# Libraries

In [1]:
import cornac
import pandas as pd
import numpy as np

from recommenders.evaluation.python_evaluation import map_at_k, ndcg_at_k, precision_at_k, recall_at_k
from recommenders.models.cornac.cornac_utils import predict_ranking

from sklearn.model_selection import StratifiedKFold
import statistics


  from .autonotebook import tqdm as notebook_tqdm


In [2]:
import warnings
warnings.simplefilter(action='ignore', category=FutureWarning)

# utils

In [3]:
def filter_dataset(dataframe, min_items, min_interactions):
  dataframe = dataframe.groupby("itemID").filter(lambda x: len(x) >= min_items)
  dataframe = dataframe.groupby("userID").filter(lambda x: len(x) >= min_interactions)
  return dataframe

In [4]:
def evaluate_recsys(model, train_set, train_, test_):
  model.fit(train_set);
  all_predictions = predict_ranking(model, train_, usercol='userID', itemcol='itemID', remove_seen=True)
  eval_ndcg = ndcg_at_k(test_, all_predictions, col_prediction='prediction', k=10)
  return eval_ndcg

In [5]:
# Split the data into four folds using stratified KFold

def cross_val_rec_sys(df, model):

  df = df.sample(frac=1).reset_index(drop=True)

  NDCGs = []
  skf = StratifiedKFold(n_splits=4)

  y = df['userID']
  X = df.drop(['userID'], axis = 1)

  for fold, (train_indices, test_indices) in enumerate(skf.split(X,y)):
      train_ = df.iloc[train_indices]
      test_ = df.iloc[test_indices]

      test_ = test_[test_["userID"].isin(train_["userID"].unique())]
      test_ = test_[test_["itemID"].isin(train_["itemID"].unique())]

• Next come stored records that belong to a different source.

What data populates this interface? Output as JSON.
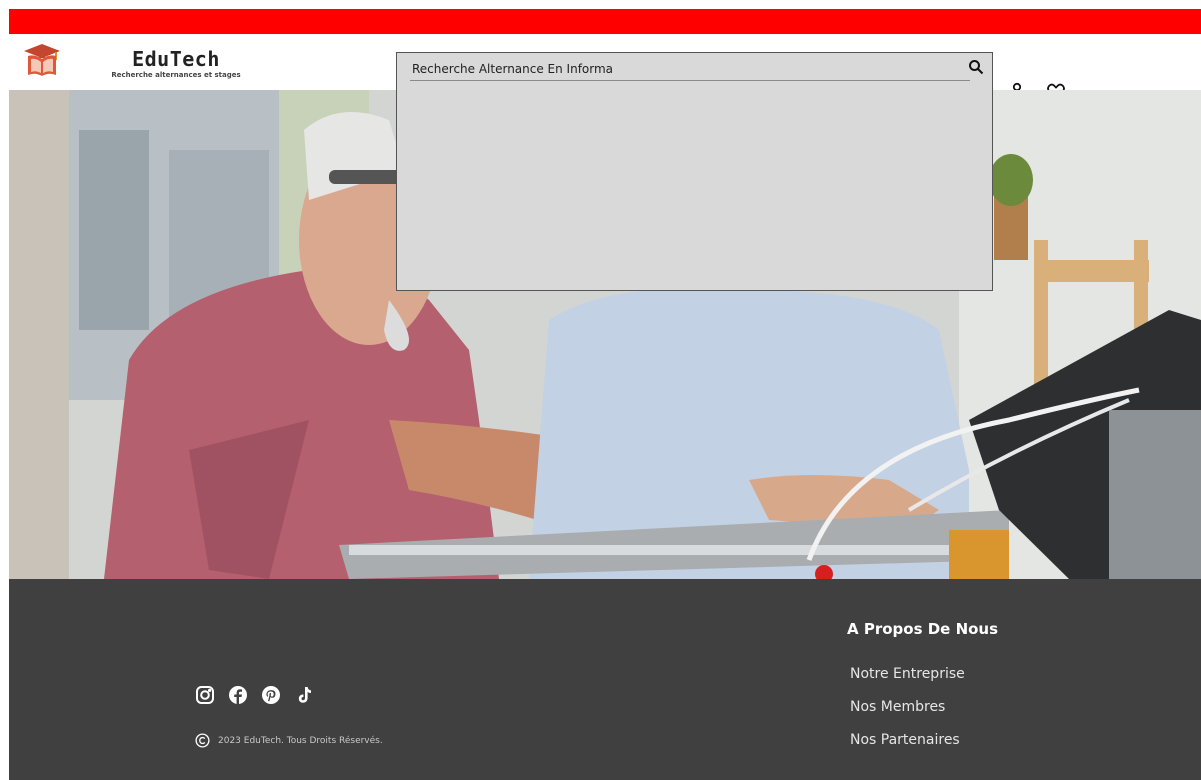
{
  "brand": {
    "name": "EduTech",
    "tagline": "Recherche alternances et stages"
  },
  "search": {
    "value": "Recherche Alternance En Informa",
    "icon": "search-icon"
  },
  "header_icons": [
    "user-icon",
    "heart-icon"
  ],
  "footer": {
    "about_title": "A Propos De Nous",
    "links": [
      "Notre Entreprise",
      "Nos Membres",
      "Nos Partenaires"
    ],
    "social_icons": [
      "instagram-icon",
      "facebook-icon",
      "pinterest-icon",
      "tiktok-icon"
    ],
    "copyright": "2023 EduTech. Tous Droits Réservés."
  },
  "colors": {
    "top_bar": "#ff0000",
    "footer_bg": "#404040",
    "search_panel": "#d9d9d9"
  }
}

      train_set = cornac.data.Dataset.from_uir(train_.itertuples(index=False), seed= 69)
      test_set = cornac.data.Dataset.from_uir(test_.itertuples(index=False), seed= 69)

      ndcg_score = evaluate_recsys(model, train_set, train_, test_)
      NDCGs.append(ndcg_score)

  return statistics.mean(NDCGs), NDCGs

# model

In [6]:
params = {
    'name' : 'nemo', 
    'k':30, 
    'encoder_structure' :[200], 
    'act_fn' : 'relu', 
    'likelihood' :'bern', 
    'n_epochs' :100, 
    'batch_size': 100, 
    'learning_rate': 0.001, 
    'beta_kl': 1.0, 
    'cap_priors': {'item': False, 'user': False}, 
    'trainable': True, 
    'verbose': False, 
    'seed': None, 
    'use_gpu': True
}

In [7]:
bivae_cfr = cornac.models.bivaecf.recom_bivaecf.BiVAECF(**params)

In [8]:
bivae_cfr

<cornac.models.bivaecf.recom_bivaecf.BiVAECF at 0x20cd9cdcf10>

# data processing

In [9]:
user_history_path = '../data/atrad_user_history_v2.csv'
df = pd.read_csv(user_history_path, names=["userID", "itemID"],dtype = {'userID':np.int32}, skiprows=1)
df = df.assign(rating=1)
df.head(3)

Unnamed: 0,userID,itemID,rating
0,3,CIC.N0000,1
1,3,LIOC.N0000,1
2,3,RICH.N0000,1


In [10]:
df = filter_dataset(
    df,
    min_items = 3,
    min_interactions = 10
)

df.head(3)

Unnamed: 0,userID,itemID,rating
10,39,ACL.N0000,1
11,39,BIL.N0000,1
12,39,BRWN.N0000,1


In [11]:
df.userID.nunique(), df.itemID.nunique()

(1494, 291)

# Training & Evaluation

In [12]:
avg_ndcg, history = cross_val_rec_sys(df, bivae_cfr)
print('avg ndcg : {}'.format(avg_ndcg))
print('ndcgs : {}'.format(history))



RuntimeError: mat1 and mat2 shapes cannot be multiplied (100x290 and 291x200)

In [None]:
idk = df.itertuples(index = False)

In [None]:
next(idk)

Pandas(userID=39, itemID='ACL.N0000', rating=1)

In [None]:
from cornac.eval_methods.ratio_split import RatioSplit
from cornac.data import Dataset

ds = Dataset.from_uir(idk)

In [None]:
model = bivae_cfr.fit(ds)



In [None]:
cornac.models.recommender.is_ann_supported(model)

True

In [None]:
model.k

30

In [None]:
user_vectors = model.get_user_vectors()
user_vectors.shape

(1494, 30)